The night was capped off by Lanterman’s eight-year-old son asking the crowd of finalists to play one final jam session together before leaving. The Couch building boomed with analog music well into the night.
FIRST PLACE: MOOG'S GREATEST HITS
Created by Lamtharn (Hanoi) Hantrakul, Zack Kondak, Somesh Ganesh, the instrument is an an unexpected combination of a drum and a synthesizer attached to a cardboard box that is described as "Moog's Greatest Hits". The team was awarded entry into the Guthman Musical Instrument Competition, a Moog Werkstatt, and a $3000 dollar cash prize.

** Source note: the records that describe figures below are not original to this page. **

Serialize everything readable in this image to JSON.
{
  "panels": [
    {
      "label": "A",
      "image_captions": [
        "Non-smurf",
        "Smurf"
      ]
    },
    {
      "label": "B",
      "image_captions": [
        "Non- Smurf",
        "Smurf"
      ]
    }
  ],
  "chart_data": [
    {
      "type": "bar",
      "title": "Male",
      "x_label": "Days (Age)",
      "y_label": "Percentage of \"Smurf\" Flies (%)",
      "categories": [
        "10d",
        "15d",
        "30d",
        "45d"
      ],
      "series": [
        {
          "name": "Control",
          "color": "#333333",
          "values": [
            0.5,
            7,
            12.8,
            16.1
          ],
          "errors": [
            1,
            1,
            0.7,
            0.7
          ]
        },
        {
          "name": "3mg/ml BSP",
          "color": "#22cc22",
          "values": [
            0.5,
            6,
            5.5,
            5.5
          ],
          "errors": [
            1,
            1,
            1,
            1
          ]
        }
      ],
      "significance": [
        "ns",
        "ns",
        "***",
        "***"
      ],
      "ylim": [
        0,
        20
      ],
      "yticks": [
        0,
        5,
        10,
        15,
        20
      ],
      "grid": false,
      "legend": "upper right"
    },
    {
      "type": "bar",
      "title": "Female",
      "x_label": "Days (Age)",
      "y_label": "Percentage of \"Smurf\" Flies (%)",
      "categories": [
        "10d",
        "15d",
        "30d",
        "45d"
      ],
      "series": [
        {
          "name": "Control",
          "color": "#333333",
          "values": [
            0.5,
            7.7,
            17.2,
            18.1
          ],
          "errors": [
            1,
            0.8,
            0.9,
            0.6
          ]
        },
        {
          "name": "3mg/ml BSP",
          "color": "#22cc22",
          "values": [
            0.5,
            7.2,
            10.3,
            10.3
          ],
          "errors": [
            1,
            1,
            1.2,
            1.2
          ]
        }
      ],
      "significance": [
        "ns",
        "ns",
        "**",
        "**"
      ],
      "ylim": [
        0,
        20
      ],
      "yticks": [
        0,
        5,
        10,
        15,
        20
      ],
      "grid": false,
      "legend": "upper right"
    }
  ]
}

SECOND PLACE: THE NON-LINEAR ANALOG EXPANDER
Created by Victor Pino and Matt Egan, their instrument is a purely analog synthesizer circuit that expands and pushes the capabilities of Moog Werkstatt. Victor and Matt were awarded a Moog Werkstatt and $2000 dollar cash prize.
THIRD PLACE: THE SPINNING PLATES OF SOUND
Created by Takumi Ogata and Avrosh Kumar, their instrument converts the light from a phone and the rotation of the plates into crazy synthesized sounds. Takumi and Avrosh were awarded a Moog Werkstatt and $1000 dollar cash prize.
HONORABLE MENTION: PIPE BROKEN
Created by Shi Cheng, Rex Wang, Alan Liu, Joe Yan , their instrument modeled bagpipes to create an array of unconventional sounds.
HONORABLE MENTION: SIGMOIDO
Created Christopher Deese, Krish Ravindranath, Jack Thomson, and Mitcham Tuell, their guitar type instrument was used to create plucking synthesized sounds.